Covering more than 130 acres of gently sloping land just north of Manila's Chinatown, the cemetery's opulence is a testament to the success of the ethnic Chinese in the Philippines -- and an embarrassment of riches. Its granite and marble tombs stand in stark contrast to Manila's shantytowns and garbage dumps, where some of the poorest citizens live.
"It's not exactly good for the image of the Chinese Filipinos," said Joaquin Sy, president of a Chinese civic group called Unity for Progress. "It paints an image of (being) too ostentatious. Considering many Filipinos live below the poverty line, it enhances the image of the Chinese as being rich."
When Chinese first arrived in the Philippines in large numbers about 150 years ago, many were poor and illiterate. Discrimination was the reason the cemetery was established towards the end of the 19th century. The Spanish colonial rulers wouldn't allow ethnic Chinese to be buried with them because of religious differences and because some had died of malaria, feared to be a "Chinese epidemic."

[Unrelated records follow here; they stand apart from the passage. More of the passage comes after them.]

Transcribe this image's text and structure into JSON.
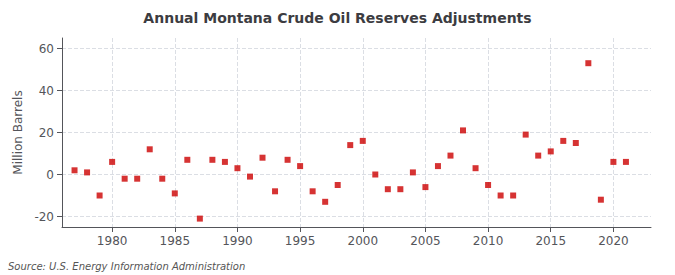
{
  "chart_data": {
    "type": "scatter",
    "title": "Annual Montana Crude Oil Reserves Adjustments",
    "ylabel": "Million Barrels",
    "annotations": [
      "Source: U.S. Energy Information Administration"
    ],
    "x": [
      1977,
      1978,
      1979,
      1980,
      1981,
      1982,
      1983,
      1984,
      1985,
      1986,
      1987,
      1988,
      1989,
      1990,
      1991,
      1992,
      1993,
      1994,
      1995,
      1996,
      1997,
      1998,
      1999,
      2000,
      2001,
      2002,
      2003,
      2004,
      2005,
      2006,
      2007,
      2008,
      2009,
      2010,
      2011,
      2012,
      2013,
      2014,
      2015,
      2016,
      2017,
      2018,
      2019,
      2020,
      2021
    ],
    "values": [
      2,
      1,
      -10,
      6,
      -2,
      -2,
      12,
      -2,
      -9,
      7,
      -21,
      7,
      6,
      3,
      -1,
      8,
      -8,
      7,
      4,
      -8,
      -13,
      -5,
      14,
      16,
      0,
      -7,
      -7,
      1,
      -6,
      4,
      9,
      21,
      3,
      -5,
      -10,
      -10,
      19,
      9,
      11,
      16,
      15,
      53,
      -12,
      6,
      6
    ],
    "color": "#cc0000",
    "marker": "square",
    "xlim": [
      1976,
      2023
    ],
    "xticks": [
      1980,
      1985,
      1990,
      1995,
      2000,
      2005,
      2010,
      2015,
      2020
    ],
    "ylim": [
      -25,
      65
    ],
    "yticks": [
      -20,
      0,
      20,
      40,
      60
    ],
    "grid": true
  }
}
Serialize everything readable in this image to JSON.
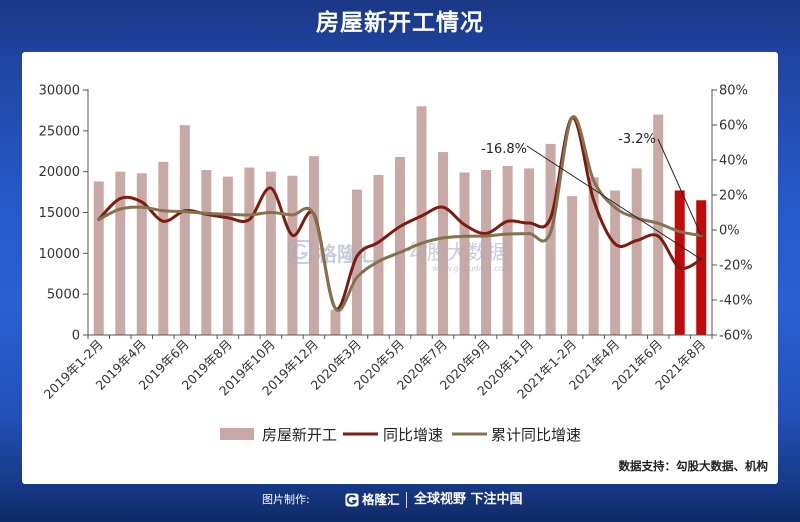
{
  "title": "房屋新开工情况",
  "chart_data": {
    "type": "bar",
    "categories": [
      "2019年1-2月",
      "",
      "2019年4月",
      "",
      "2019年6月",
      "",
      "2019年8月",
      "",
      "2019年10月",
      "",
      "2019年12月",
      "",
      "2020年3月",
      "",
      "2020年5月",
      "",
      "2020年7月",
      "",
      "2020年9月",
      "",
      "2020年11月",
      "",
      "2021年1-2月",
      "",
      "2021年4月",
      "",
      "2021年6月",
      "",
      "2021年8月"
    ],
    "series": [
      {
        "name": "房屋新开工",
        "type": "bar",
        "axis": "left",
        "color": "#c8a9a5",
        "highlight_color": "#c20a0a",
        "highlight_indices": [
          27,
          28
        ],
        "values": [
          18800,
          20000,
          19800,
          21200,
          25700,
          20200,
          19400,
          20500,
          20000,
          19500,
          21900,
          3100,
          17800,
          19600,
          21800,
          28000,
          22400,
          19900,
          20200,
          20700,
          20400,
          23400,
          17000,
          19300,
          17700,
          20400,
          27000,
          17700,
          16500
        ]
      },
      {
        "name": "同比增速",
        "type": "line",
        "axis": "right",
        "color": "#7e1a0e",
        "values": [
          6,
          18,
          16,
          5,
          11,
          9,
          7,
          6,
          24,
          -3,
          9,
          -44.9,
          -15,
          -7,
          2,
          8,
          13,
          3,
          -2,
          5,
          4,
          7,
          64.3,
          17,
          -8,
          -6,
          -3.5,
          -21.5,
          -16.8
        ]
      },
      {
        "name": "累计同比增速",
        "type": "line",
        "axis": "right",
        "color": "#85714e",
        "values": [
          6,
          12,
          13,
          11,
          10.5,
          9.5,
          9,
          8.6,
          10,
          8.6,
          8.5,
          -44.9,
          -27,
          -18,
          -12.8,
          -7.6,
          -4.5,
          -3.6,
          -3.4,
          -2.3,
          -2,
          -1.2,
          64.3,
          28.2,
          12.8,
          6.9,
          3.8,
          -0.9,
          -3.2
        ]
      }
    ],
    "y_left": {
      "min": 0,
      "max": 30000,
      "step": 5000,
      "tick_labels": [
        "0",
        "5000",
        "10000",
        "15000",
        "20000",
        "25000",
        "30000"
      ]
    },
    "y_right": {
      "min": -60,
      "max": 80,
      "step": 20,
      "tick_labels": [
        "-60%",
        "-40%",
        "-20%",
        "0%",
        "20%",
        "40%",
        "60%",
        "80%"
      ]
    },
    "annotations": [
      {
        "text": "-16.8%",
        "series_index": 1,
        "index": 28
      },
      {
        "text": "-3.2%",
        "series_index": 2,
        "index": 28
      }
    ],
    "legend": "bottom",
    "grid": false,
    "source": "数据支持：勾股大数据、机构"
  },
  "watermark": {
    "brand": "格隆汇",
    "partner": "勾股大数据",
    "url": "www.gogudata.com"
  },
  "footer": {
    "made_by": "图片制作:",
    "logo_text": "格隆汇",
    "slogan": "全球视野 下注中国"
  }
}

But now the ethnic Chinese have become the elite, even though they make up just 1.5 percent of the population of 84 million. Chinese businessmen such as Lucio Tan, owner of Philippines Airlines, are among the richest and most powerful men in the country.
They've built some of the biggest companies and shopping malls in the Philippines -- and they've built some of the biggest mausoleums.
Many are done in traditional Chinese architecture, decorated with intricately painted eaves and guarded by stone lions and dragons. Some are built to resemble churches. One has an all-white exterior and resembles a Mediterranean villa.
The larger houses have toilets and kitchens for visitors and staff, staircases leading to the upstairs and small gardens. One has a stainless steel crypt and fish ponds in the front yard, but lately the water supply has been unreliable.
The cemetery has street signs -- there's Mabini Road and Lim Hap Road -- and the mausoleum doors have mail slots. A few have electric fans on the walls. Several have altars with incense and canned fruit, a substitute for the fresh fruit usually offered to the dead. One is adorned with campaign posters from the recent election.
Mario Ong of the Philippine Chinese Charitable Association, which manages the cemetery, said he has no idea how many people are buried there, but says it's upwards of 10,000.
What about reports of swimming pools for the dead?
"That's an exaggeration," Ong said. But when pressed, he did admit, "yes, one has a small hot tub."
Ong said the cemetery has no space for newcomers. One of the main services now is cremation, of which they perform several dozen every week.
"The cemetery is full, full house," he said. "Now it's a question of protection."
One caretaker at the cemetery said a plot of land costs about $6,000 for 25 years; on top of that, owners usually spend about $30,000 on construction.
The digs are so nice even the not-yet-dead have tried to reside at the cemetery. Squatters have climbed fences to get in. Until the 1960s, many families employed grave watchmen to stay at the mausoleum around the clock. But when the guards started bringing their families to live on the grounds, the practice was banned.
"The Philippines has a lot of squatters. If we let them in, they'd take over," said Ong. "Because of tensions in relations between Filipinos and Chinese, we try to be flexible. We've tried to prevent the problem from becoming a social issue."
The cemetery is a tranquil oasis in the city. One recent Sunday, the only sounds were birds chirping, leaves rustling and the occasional crowing of a fighting cock.
Several hundred caretakers work at the cemetery. Some stay at the job generation after generation, passing it onto their children.
Although squatters no longer spend the night at the cemetery, the caretakers and their families find it a nice place for a picnic, and even a nap. They stretch out on the cool marble floors or even on top of the crypts.
Nonito Mangilo and his wife have been caretakers for more than 25 years. Doesn't he find the surroundings a bit too ostentatious?
"For rich people, it's no problem," he said matter-of-factly.